PSLN wants to be a hymn to life. After all, we are talking about the centenary of the birth, of the coming into the world of a complete artist like Pasolini. I wanted to do the author justice not by using lengthy recognised extracts, but rather by minimising the quantity of writing fragments. PSLN aims to be a Listening Theatre where the thousands of pages of PPP‘s impressive oeuvre are distilled into a microcosm that can conjure something much larger precisely because of their paradoxical reduction.
Press kitThinking back, the collaboration between Samuel Beckett and Morton Feldman was an inspiration to me. In 1976, months after discussing the playwright‘s difficulty in writing operas, Beckett sent a postcards to Feldman.
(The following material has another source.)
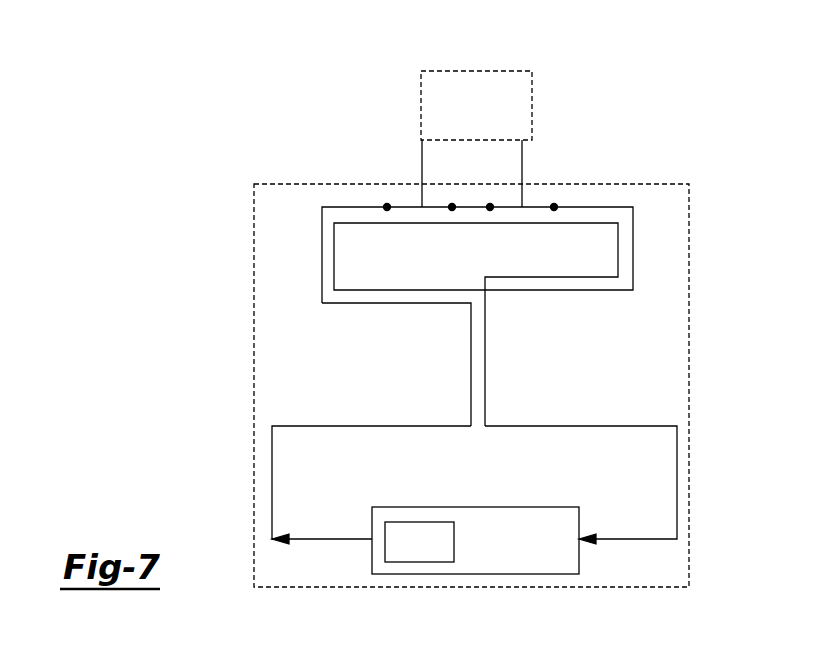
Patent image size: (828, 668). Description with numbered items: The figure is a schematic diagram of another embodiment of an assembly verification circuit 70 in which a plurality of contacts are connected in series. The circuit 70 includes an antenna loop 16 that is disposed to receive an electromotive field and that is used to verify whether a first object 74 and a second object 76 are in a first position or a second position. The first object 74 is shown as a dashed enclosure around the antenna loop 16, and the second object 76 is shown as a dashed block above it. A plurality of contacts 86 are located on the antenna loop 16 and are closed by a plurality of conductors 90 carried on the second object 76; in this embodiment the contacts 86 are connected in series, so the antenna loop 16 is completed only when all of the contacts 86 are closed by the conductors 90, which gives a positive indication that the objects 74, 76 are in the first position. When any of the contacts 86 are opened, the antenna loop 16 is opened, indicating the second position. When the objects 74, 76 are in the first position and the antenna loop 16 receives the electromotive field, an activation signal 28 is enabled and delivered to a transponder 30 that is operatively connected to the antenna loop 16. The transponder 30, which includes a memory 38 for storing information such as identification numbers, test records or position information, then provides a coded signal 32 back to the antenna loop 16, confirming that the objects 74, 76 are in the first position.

On the back was a handwritten text of ten lines, eighty-seven words penned in his famously scrawling handwriting. Nothing else, just a short note: ‘Dear Morton Feldman. Verso the piece I promised. It was
good meeting you. Best. Samuel Beckett.’ A year later from that libretto Feldman composed the opera Neither, lasting about an hour. PSLN thus reduced the script to a short poem from Pasolini‘s youth, and the ensemble’s work, the space and its characteristics, making the most of the acoustic possibilities of the environment. A strong echo in the performance venue, for example, permits a ‘cantar lontano‘ where instruments and voices are spatially separated. This is an atmospheric and minimalist approach to composition that places the audience at the centre of the space to experience the ebbs and flows of sound. A project where the relationship between new music, early music and the acoustic environment is articulated in segments that at times evoke abstract madrigals. Over the course of the day, sounds connected to the author will pervade the entire town and, as they resonate, will transform it into an immersive environment. So, Montepulciano will become Pasolini through his voice resounding through her highways and byways.
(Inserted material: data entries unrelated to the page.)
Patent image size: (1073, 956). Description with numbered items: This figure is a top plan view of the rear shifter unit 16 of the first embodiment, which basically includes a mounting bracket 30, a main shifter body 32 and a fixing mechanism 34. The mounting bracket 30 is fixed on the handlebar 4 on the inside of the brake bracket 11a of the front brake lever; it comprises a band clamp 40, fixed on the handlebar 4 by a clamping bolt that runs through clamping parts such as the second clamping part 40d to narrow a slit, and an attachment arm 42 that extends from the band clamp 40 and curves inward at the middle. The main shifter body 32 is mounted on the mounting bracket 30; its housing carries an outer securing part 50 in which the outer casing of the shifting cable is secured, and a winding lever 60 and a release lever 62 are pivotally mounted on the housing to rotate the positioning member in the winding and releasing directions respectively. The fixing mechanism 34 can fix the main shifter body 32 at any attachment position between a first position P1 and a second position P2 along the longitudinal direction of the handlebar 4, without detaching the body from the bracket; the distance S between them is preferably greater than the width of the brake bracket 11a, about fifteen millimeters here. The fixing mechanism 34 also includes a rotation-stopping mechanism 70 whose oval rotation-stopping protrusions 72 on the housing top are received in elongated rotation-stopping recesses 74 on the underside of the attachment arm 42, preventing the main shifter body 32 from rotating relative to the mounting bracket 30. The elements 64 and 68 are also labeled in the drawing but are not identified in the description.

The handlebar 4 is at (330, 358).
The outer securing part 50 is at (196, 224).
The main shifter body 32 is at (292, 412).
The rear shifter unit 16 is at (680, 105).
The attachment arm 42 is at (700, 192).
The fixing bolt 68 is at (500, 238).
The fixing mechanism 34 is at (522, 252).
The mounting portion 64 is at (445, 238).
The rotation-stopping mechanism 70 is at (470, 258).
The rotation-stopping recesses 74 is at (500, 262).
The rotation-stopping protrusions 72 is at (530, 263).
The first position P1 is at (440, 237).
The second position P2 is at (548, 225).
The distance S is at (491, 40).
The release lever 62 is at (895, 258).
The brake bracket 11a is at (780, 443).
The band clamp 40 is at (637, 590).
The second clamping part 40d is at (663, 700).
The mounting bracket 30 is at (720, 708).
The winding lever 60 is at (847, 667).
Radio Lada (radiolada.org) will fill the airwaves with a continuous broadcast of this voice in a network of places such as bars, restaurants, shops, in the streets and squares, interwoven with small sound events spread throughout the town. Fragments of the score will be performed in public, quite literally in the midst of the public. PSLN is dedicated to John Cage on the 110th anniversary of his birth and 30th anniversary of his death. Cage is not only the dedicatee of the undertaking, but his own work provides a feasible architecture work
on a score articulating sound, music and topography.
Alongside Cage and Feldman, other figures hover in the background, most notably that of Luigi Nono for his sublime research that, especially since the 1980s, has investigated sound processing, sound spatialisation and the relationship between instrumental sound, voice and live electronics. In the early 1990s, I borrowed my Theatre of Listening from his Tragedy of Listening (I did not feel tragic enough to dare a direct quote). PSLN could be said to have originated exactly like this: from Pasolini but also from my relationship with these other artists, from whom I have gleaned a certain way of constructing and researching the sound dimension. PSLN will start in the morning with a public conversation about Pasolini to look at his work from different points of view. How should a venture like this end? With a party, of course. A big dance party that pays him homage in a happy throng.